# SymetryML Hidden Markov Model Part of Speech tagger Tutorial

This tutorial gives an example on how to use SymetryML to build a Part of speech tagger using the Brown universal corpus

Please make sure that

* `sym-spark-assembly.jar` is present in `/opt/symetry/lib/` folder
* `SMLPy4JGateway.py` is present in `/opt/symetry/python` folder

In [None]:
import sys
sys.path.append("/opt/symetry/python")

import matplotlib.pyplot as plt
import numpy as np
import pandas as pd
import pathlib
import py4j.java_gateway as py4jjg
import sys
import time

import SMLPy4JGateway as smlgw

from collections import Counter, defaultdict, namedtuple, OrderedDict
import random

In [None]:
# Some helper function to load and splits (train / test) the Brown sentences
# ============================================================
def read_data(filename):
    Sentence = namedtuple("sentences", "words tags")
    with open(filename, 'r') as f:
        sentence_lines = [l.split("\n") for l in f.read().split("\n\n")]
    return OrderedDict(((s[0], Sentence(*zip(*[l.strip().split("\t")
                        for l in s[1:]]))) for s in sentence_lines if s[0]))
# ============================================================
def get_df_for_keys(in_keys, in_data):
    acc_a = []
    for k in in_keys:
        the_data = in_data[k] 
        words = the_data[0]
        pos = the_data[1]
        for i in range(0, len(words)):
            a_w = words[i]
            a_pos = pos[i]  
            newt = (a_w, a_pos)
            acc_a.append(newt)         
    rval = pd.DataFrame(acc_a, columns=['word', 'pos'])
    return rval

# ============================================================
# split data into arrays of dataframe for each sentence
def split_data(data, split=0.8, seed=1):
    keys = tuple(data.keys())
    _keys = list(keys)
    if seed is not None: 
        random.seed(seed)
    random.shuffle(_keys)
    split_idx = int(split * len(_keys))

    training_keys = _keys[:split_idx]
    testing_keys =  _keys[split_idx:]
    
    rval_train = get_df_for_keys(training_keys, data)
    rval_test = get_df_for_keys(testing_keys, data)        

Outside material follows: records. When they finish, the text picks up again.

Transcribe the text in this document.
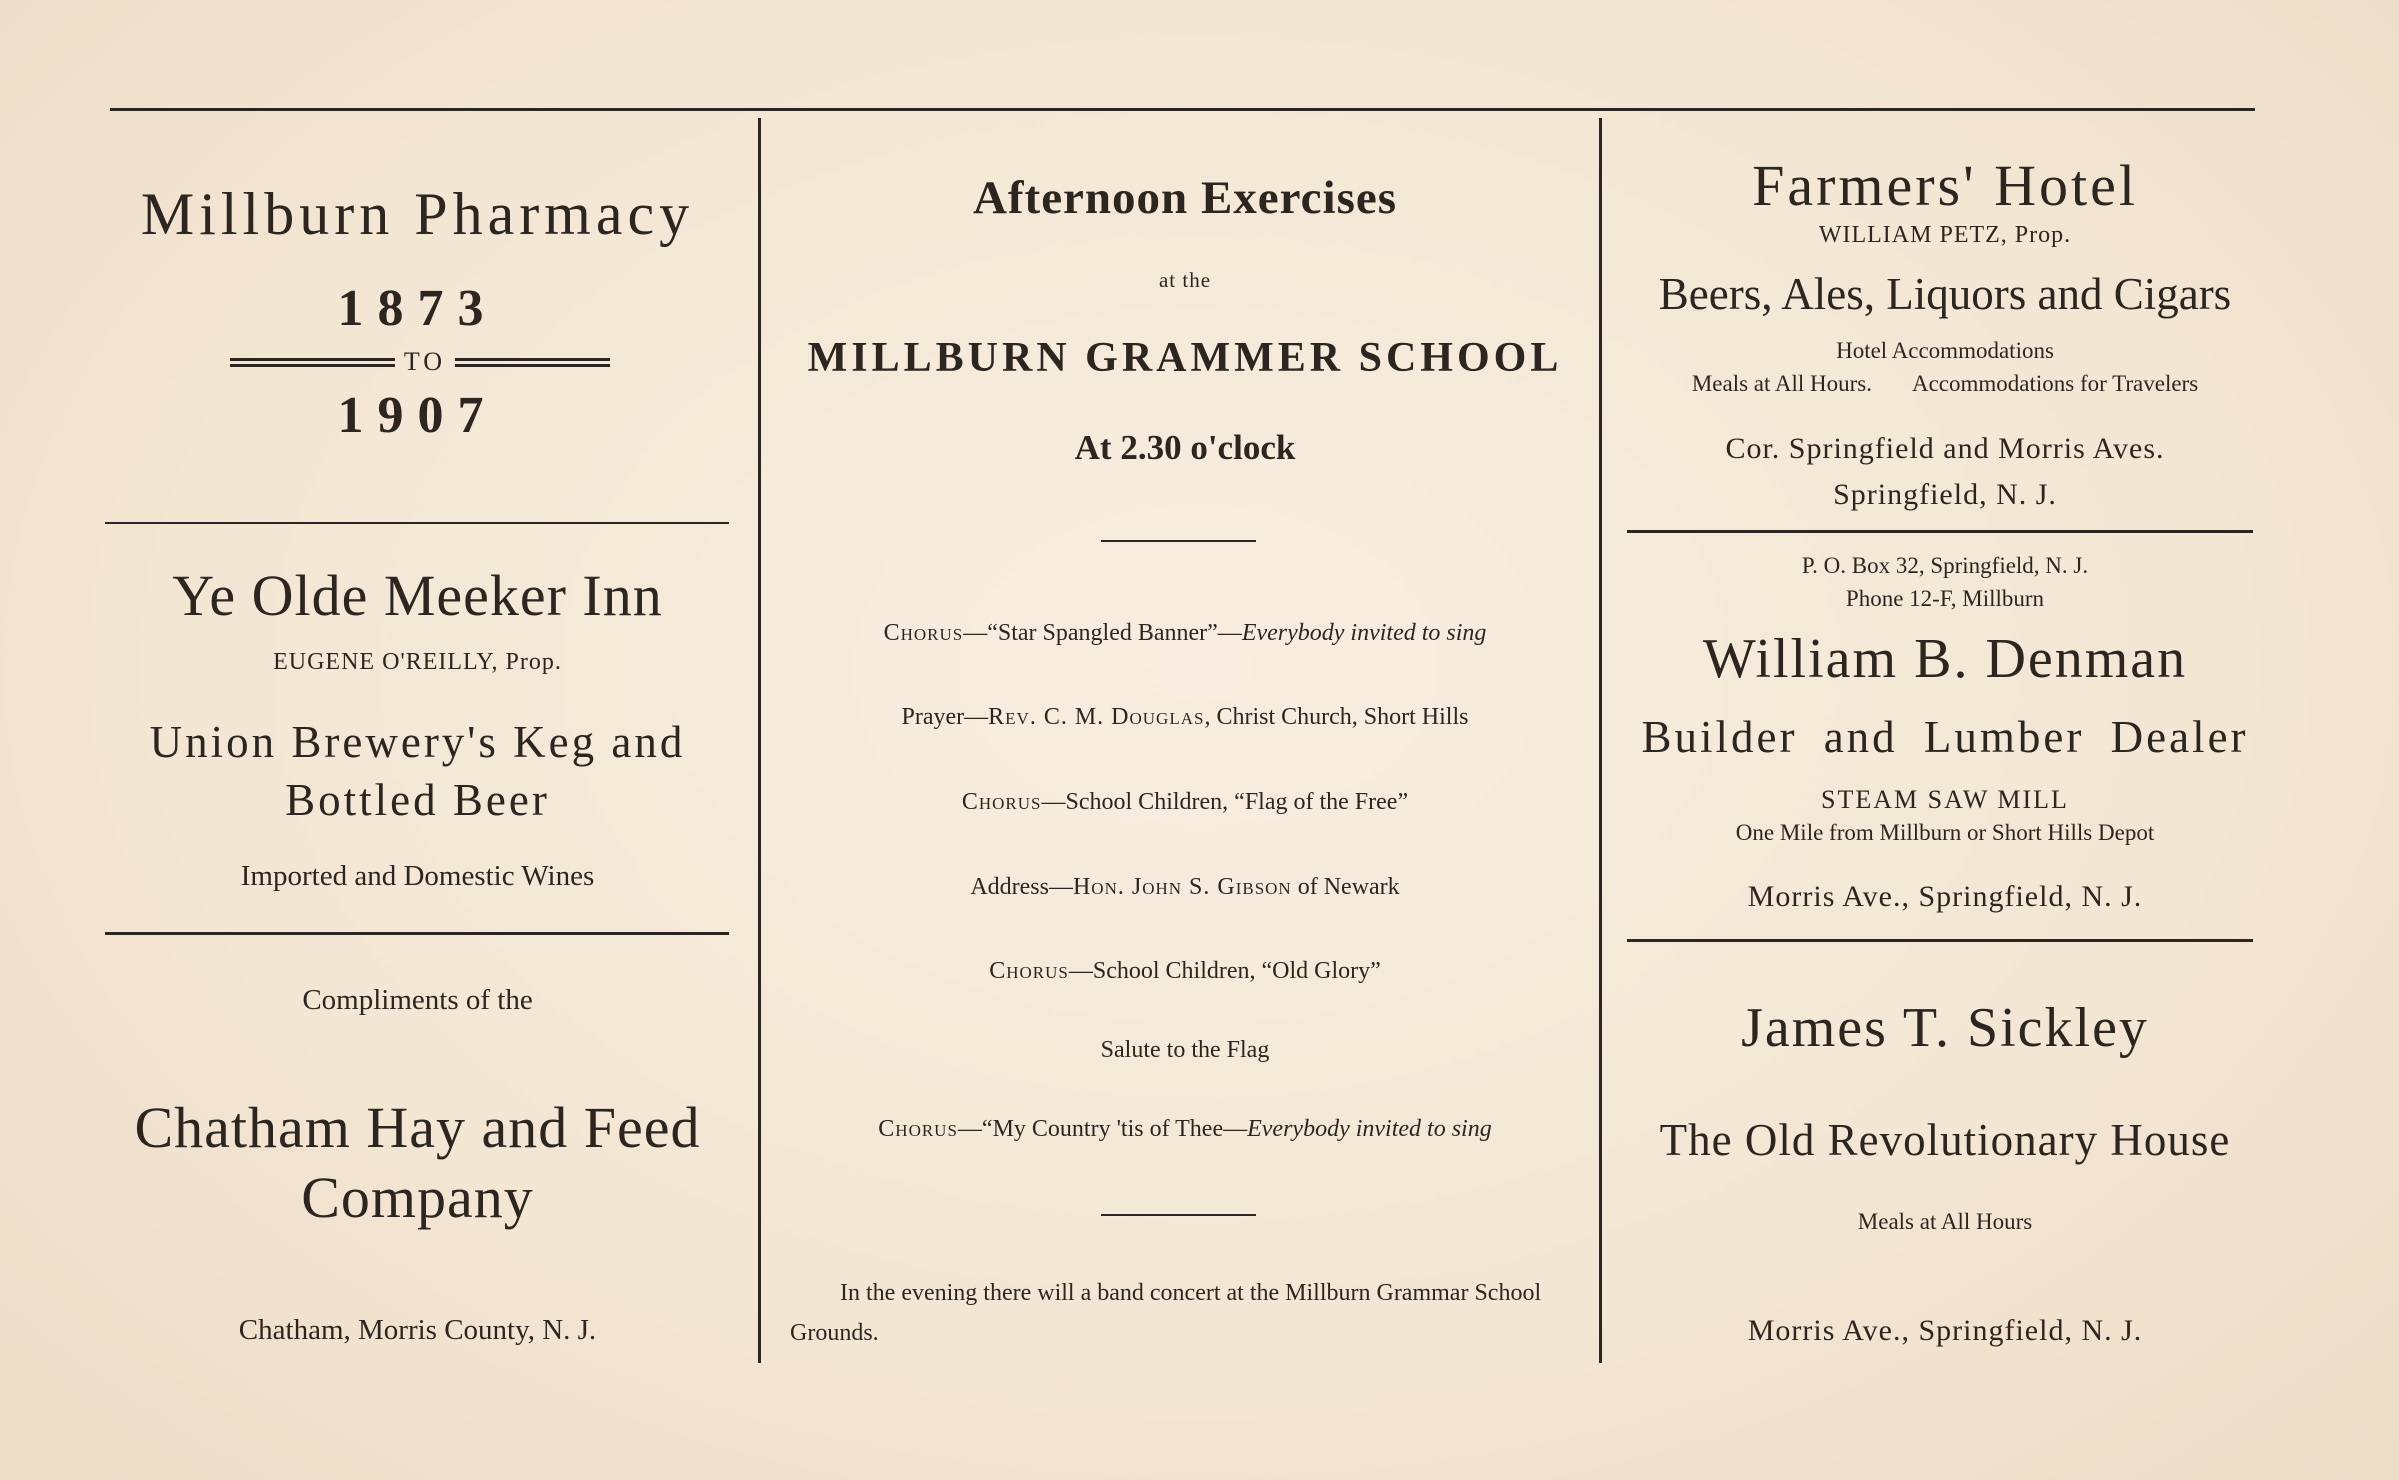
Millburn Pharmacy
1873
TO
1907
Ye Olde Meeker Inn
EUGENE O'REILLY, Prop.
Union Brewery's Keg and Bottled Beer
Imported and Domestic Wines
Compliments of the
Chatham Hay and Feed Company
Chatham, Morris County, N. J.
Afternoon Exercises
at the
MILLBURN GRAMMER SCHOOL
At 2.30 o'clock
Chorus—“Star Spangled Banner”—Everybody invited to sing
Prayer—Rev. C. M. Douglas, Christ Church, Short Hills
Chorus—School Children, “Flag of the Free”
Address—Hon. John S. Gibson of Newark
Chorus—School Children, “Old Glory”
Salute to the Flag
Chorus—“My Country 'tis of Thee—Everybody invited to sing
In the evening there will a band concert at the Millburn Grammar School Grounds.
Farmers' Hotel
WILLIAM PETZ, Prop.
Beers, Ales, Liquors and Cigars
Hotel Accommodations
Meals at All Hours. Accommodations for Travelers
Cor. Springfield and Morris Aves.
Springfield, N. J.
P. O. Box 32, Springfield, N. J.
Phone 12-F, Millburn
William B. Denman
Builder and Lumber Dealer
STEAM SAW MILL
One Mile from Millburn or Short Hills Depot
Morris Ave., Springfield, N. J.
James T. Sickley
The Old Revolutionary House
Meals at All Hours
Morris Ave., Springfield, N. J.
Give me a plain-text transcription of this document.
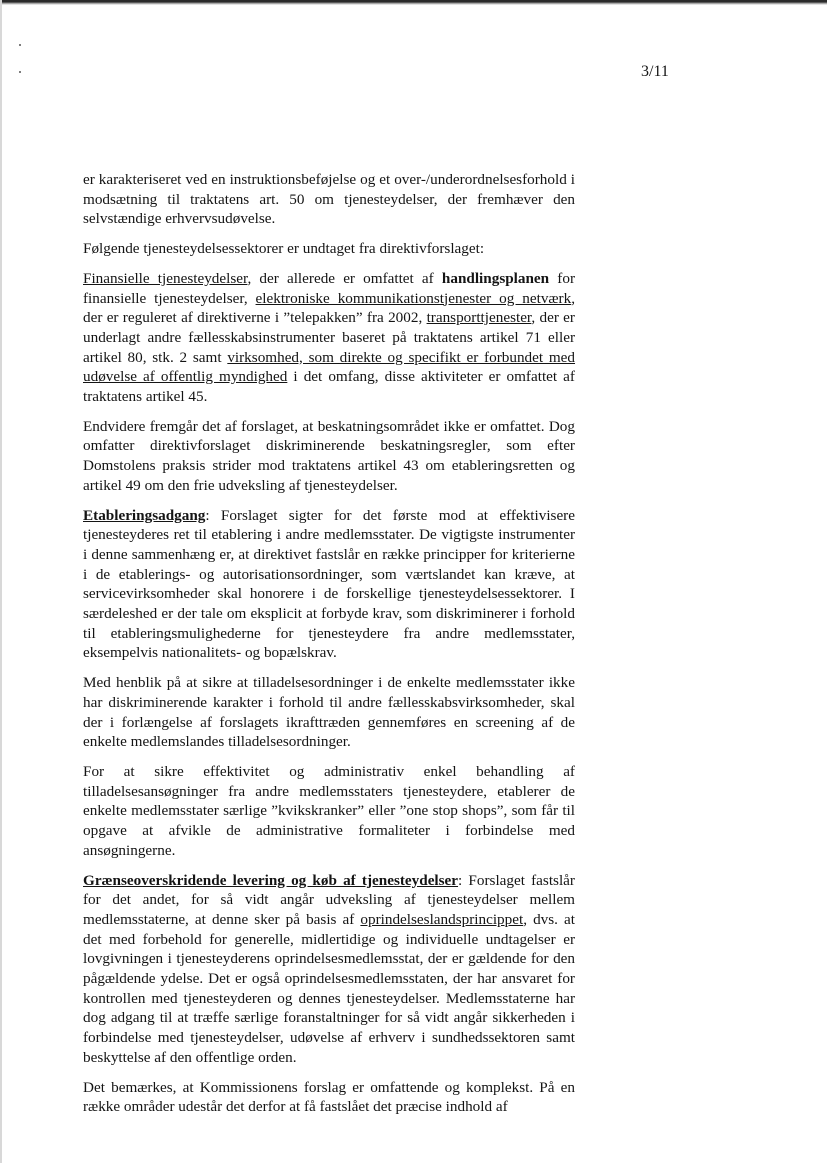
3/11

er karakteriseret ved en instruktionsbeføjelse og et over-/underordnelsesforhold i modsætning til traktatens art. 50 om tjenesteydelser, der fremhæver den selvstændige erhvervsudøvelse.

Følgende tjenesteydelsessektorer er undtaget fra direktivforslaget:

Finansielle tjenesteydelser, der allerede er omfattet af handlingsplanen for finansielle tjenesteydelser, elektroniske kommunikationstjenester og netværk, der er reguleret af direktiverne i ”telepakken” fra 2002, transporttjenester, der er underlagt andre fællesskabsinstrumenter baseret på traktatens artikel 71 eller artikel 80, stk. 2 samt virksomhed, som direkte og specifikt er forbundet med udøvelse af offentlig myndighed i det omfang, disse aktiviteter er omfattet af traktatens artikel 45.

Endvidere fremgår det af forslaget, at beskatningsområdet ikke er omfattet. Dog omfatter direktivforslaget diskriminerende beskatningsregler, som efter Domstolens praksis strider mod traktatens artikel 43 om etableringsretten og artikel 49 om den frie udveksling af tjenesteydelser.

Etableringsadgang: Forslaget sigter for det første mod at effektivisere tjenesteyderes ret til etablering i andre medlemsstater. De vigtigste instrumenter i denne sammenhæng er, at direktivet fastslår en række principper for kriterierne i de etablerings- og autorisationsordninger, som værtslandet kan kræve, at servicevirksomheder skal honorere i de forskellige tjenesteydelsessektorer. I særdeleshed er der tale om eksplicit at forbyde krav, som diskriminerer i forhold til etableringsmulighederne for tjenesteydere fra andre medlemsstater, eksempelvis nationalitets- og bopælskrav.

Med henblik på at sikre at tilladelsesordninger i de enkelte medlemsstater ikke har diskriminerende karakter i forhold til andre fællesskabsvirksomheder, skal der i forlængelse af forslagets ikrafttræden gennemføres en screening af de enkelte medlemslandes tilladelsesordninger.

For at sikre effektivitet og administrativ enkel behandling af tilladelsesansøgninger fra andre medlemsstaters tjenesteydere, etablerer de enkelte medlemsstater særlige ”kvikskranker” eller ”one stop shops”, som får til opgave at afvikle de administrative formaliteter i forbindelse med ansøgningerne.

Grænseoverskridende levering og køb af tjenesteydelser: Forslaget fastslår for det andet, for så vidt angår udveksling af tjenesteydelser mellem medlemsstaterne, at denne sker på basis af oprindelseslandsprincippet, dvs. at det med forbehold for generelle, midlertidige og individuelle undtagelser er lovgivningen i tjenesteyderens oprindelsesmedlemsstat, der er gældende for den pågældende ydelse. Det er også oprindelsesmedlemsstaten, der har ansvaret for kontrollen med tjenesteyderen og dennes tjenesteydelser. Medlemsstaterne har dog adgang til at træffe særlige foranstaltninger for så vidt angår sikkerheden i forbindelse med tjenesteydelser, udøvelse af erhverv i sundhedssektoren samt beskyttelse af den offentlige orden.

Det bemærkes, at Kommissionens forslag er omfattende og komplekst. På en række områder udestår det derfor at få fastslået det præcise indhold af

    return rval_train, rval_test, training_keys, testing_keys 

# Start the java gateway

* It is also possible to pass extra JVM parameters using the `jvm_options` optional parameters:
    * `jvm_options="-Xms2g -Xmx4g"`
* Normally `java_classpath` should points to `/opt/symetry/lib/*`, e.g.:
    * `java_classpath='/opt/symetry/lib/*'`

In [None]:
# Start the Py4J server.
gateway_server = smlgw.SMLPy4JGatewayServer(java_classpath='/opt/symetry/lib/*')

# Getting the Python client

In [None]:
# Delay to allow Py4J gateway server to be ready.
time.sleep(2)
gateway = smlgw.get_python_client()
sml = gateway.jvm

# Create a local, unpersisted SML project. 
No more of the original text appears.